Benfotiamine is a synthetic derivative of Vitamin B1 - thiamin. This fat-soluble alternative is more bioavailable and physiologically active than thiamin. Benfotiamine may help support and maintain healthy glucose levels and help support and maintain healthy nerve tissue.
A characteristic of Benfotiamine is an open thiazole ring within the chemical structure of these thiamine-related compounds, making them fat (lipid) soluble. In contrast, thiamine, which is water soluble, has a closed thiazole ring. The fat solubility of benfotiamine, conferred by this open ring, increases its bioavailability.
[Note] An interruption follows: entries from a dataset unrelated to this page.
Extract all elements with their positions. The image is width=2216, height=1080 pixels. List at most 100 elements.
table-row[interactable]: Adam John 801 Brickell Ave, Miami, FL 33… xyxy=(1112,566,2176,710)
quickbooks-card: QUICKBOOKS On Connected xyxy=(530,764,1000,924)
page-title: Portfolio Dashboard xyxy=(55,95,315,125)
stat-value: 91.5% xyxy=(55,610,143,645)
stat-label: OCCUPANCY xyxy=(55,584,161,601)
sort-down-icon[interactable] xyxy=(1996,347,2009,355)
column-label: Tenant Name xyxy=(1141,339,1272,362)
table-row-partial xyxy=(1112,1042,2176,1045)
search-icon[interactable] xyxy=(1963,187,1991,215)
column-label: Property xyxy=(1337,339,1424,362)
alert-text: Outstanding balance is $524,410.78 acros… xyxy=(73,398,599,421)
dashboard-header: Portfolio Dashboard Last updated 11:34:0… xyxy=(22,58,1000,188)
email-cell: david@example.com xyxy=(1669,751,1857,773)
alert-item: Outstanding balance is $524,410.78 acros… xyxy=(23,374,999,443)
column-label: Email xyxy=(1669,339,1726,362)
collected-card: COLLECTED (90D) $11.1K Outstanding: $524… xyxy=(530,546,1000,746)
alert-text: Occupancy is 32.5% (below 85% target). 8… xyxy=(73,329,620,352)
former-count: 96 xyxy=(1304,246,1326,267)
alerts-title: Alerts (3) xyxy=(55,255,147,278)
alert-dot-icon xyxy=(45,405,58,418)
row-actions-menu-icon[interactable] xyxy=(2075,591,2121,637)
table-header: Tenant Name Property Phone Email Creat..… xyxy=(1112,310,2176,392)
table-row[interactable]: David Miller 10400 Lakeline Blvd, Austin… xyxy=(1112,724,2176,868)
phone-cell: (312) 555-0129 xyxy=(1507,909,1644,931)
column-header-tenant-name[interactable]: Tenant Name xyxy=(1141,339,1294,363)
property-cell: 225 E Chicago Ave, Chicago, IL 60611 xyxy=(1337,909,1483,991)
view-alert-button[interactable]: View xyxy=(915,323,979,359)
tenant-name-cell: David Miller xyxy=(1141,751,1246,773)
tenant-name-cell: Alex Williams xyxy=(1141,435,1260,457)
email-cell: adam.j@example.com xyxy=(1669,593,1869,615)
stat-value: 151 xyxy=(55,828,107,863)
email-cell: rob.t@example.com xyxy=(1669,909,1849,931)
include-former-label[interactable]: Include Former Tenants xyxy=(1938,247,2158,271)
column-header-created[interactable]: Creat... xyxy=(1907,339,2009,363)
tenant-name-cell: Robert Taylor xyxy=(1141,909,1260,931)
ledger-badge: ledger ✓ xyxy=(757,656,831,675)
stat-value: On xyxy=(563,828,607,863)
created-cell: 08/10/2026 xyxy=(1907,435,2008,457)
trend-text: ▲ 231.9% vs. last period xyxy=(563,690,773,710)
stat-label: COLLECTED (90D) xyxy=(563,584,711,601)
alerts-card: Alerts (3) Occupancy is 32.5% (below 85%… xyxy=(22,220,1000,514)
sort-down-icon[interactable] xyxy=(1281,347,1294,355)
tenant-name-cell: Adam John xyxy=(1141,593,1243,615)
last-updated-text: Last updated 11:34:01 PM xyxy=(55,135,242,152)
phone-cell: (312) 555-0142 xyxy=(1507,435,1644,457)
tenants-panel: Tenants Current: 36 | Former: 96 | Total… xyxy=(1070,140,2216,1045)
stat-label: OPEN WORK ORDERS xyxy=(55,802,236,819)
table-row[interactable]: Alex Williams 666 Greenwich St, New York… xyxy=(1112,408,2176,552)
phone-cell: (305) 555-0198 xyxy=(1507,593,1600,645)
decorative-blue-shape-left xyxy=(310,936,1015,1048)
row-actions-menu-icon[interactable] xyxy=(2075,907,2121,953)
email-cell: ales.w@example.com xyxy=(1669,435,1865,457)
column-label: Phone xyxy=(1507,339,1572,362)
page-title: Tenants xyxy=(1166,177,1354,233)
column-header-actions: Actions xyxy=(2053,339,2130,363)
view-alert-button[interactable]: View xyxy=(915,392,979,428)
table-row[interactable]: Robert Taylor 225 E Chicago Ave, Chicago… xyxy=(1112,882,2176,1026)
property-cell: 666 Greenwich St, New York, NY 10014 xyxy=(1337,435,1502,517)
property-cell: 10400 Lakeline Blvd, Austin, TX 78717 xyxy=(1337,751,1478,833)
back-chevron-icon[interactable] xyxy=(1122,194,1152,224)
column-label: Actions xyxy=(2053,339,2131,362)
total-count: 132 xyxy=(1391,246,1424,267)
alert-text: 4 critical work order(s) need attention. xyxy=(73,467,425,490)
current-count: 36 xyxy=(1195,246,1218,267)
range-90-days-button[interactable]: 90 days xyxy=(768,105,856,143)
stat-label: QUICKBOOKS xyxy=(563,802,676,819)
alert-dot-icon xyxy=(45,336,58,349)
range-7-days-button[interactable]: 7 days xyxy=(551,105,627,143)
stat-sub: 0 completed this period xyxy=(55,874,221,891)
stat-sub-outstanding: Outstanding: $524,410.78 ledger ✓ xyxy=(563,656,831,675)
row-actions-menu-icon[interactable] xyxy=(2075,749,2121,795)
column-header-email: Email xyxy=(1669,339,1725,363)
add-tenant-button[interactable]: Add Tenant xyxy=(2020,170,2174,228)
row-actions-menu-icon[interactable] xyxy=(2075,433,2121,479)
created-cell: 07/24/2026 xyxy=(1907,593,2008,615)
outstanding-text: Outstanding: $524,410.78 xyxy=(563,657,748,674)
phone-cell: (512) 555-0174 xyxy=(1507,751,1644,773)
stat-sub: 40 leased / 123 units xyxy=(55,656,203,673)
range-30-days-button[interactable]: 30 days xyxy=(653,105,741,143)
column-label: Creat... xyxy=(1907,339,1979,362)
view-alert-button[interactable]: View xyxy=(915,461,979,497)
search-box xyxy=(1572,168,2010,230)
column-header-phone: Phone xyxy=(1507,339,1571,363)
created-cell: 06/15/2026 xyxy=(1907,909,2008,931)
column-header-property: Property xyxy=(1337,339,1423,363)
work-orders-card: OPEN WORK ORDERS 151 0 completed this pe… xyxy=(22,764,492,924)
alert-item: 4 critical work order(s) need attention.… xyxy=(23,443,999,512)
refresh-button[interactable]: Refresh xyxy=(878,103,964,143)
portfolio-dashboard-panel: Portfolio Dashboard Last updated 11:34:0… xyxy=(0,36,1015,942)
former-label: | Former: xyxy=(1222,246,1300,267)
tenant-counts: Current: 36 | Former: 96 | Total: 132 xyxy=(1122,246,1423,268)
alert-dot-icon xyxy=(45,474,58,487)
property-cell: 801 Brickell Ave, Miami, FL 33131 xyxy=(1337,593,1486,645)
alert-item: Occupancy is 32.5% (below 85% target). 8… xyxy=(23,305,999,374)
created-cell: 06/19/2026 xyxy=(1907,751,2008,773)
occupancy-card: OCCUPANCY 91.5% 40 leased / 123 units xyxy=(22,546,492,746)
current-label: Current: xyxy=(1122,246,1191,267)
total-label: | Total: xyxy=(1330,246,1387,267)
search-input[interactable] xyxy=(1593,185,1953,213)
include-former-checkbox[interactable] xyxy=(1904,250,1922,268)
Benfotiamine is readily absorbed at higher doses, in contrast to absorption of water-soluble thiamin salts, which decreases at higher doses, due to saturation of absorption sites in the intestines. Benfotiamine readily passes through intestinal mucosal cells, where it is converted into physiologically active thiamine.
What does Thiamin Do?
Vitamin B1 is needed to process carbohydrates, fat, and protein. Every cell of the body requires vitamin B1 to form the fuel the body runs on - adenosine triphosphate (ATP). Nerve cells require vitamin B1 in order to function normally.
Thiamine (vitamin B1) plays an essential part in the metabolism of glucose, through actions of its co-enzyme TPP (thiamine pyrophosphate). TPP also goes by the name "thiamine diphosphate." In a cell, glucose, is metabolised to pyruvic acid, which is converted into acetyl-CoA, otherwise known as "active acetate."
Acetyl CoA enters the mitochondrion, where it serves as the starting substrate in the Kreb’s cycle (citric acid cycle). The Krebs cycle is the primary source of cellular metabolic energy. TPP, along with other co-enzymes, is essential for the removal of CO2 from pyruvic acid, which in turn is a key step in the conversion of pyruvic acid to acetyl CoA.
CO2 removal from pyruvic acid is called "oxidative decarboxylation," and for this reason, TPP was originally referred to as "cocarboxylase." TPP is vital to the cell’s energy supply.
Benfotiamine Helps Maintain Healthy Cells
As long as glucose remains at normal levels, excess glucose metabolites do not accumulate within the cell. The bulk of the cell’s glucose supply is converted to pyruvic acid, which serves as substrate for production of acetyl CoA, the primary fuel for the Krebs cycle.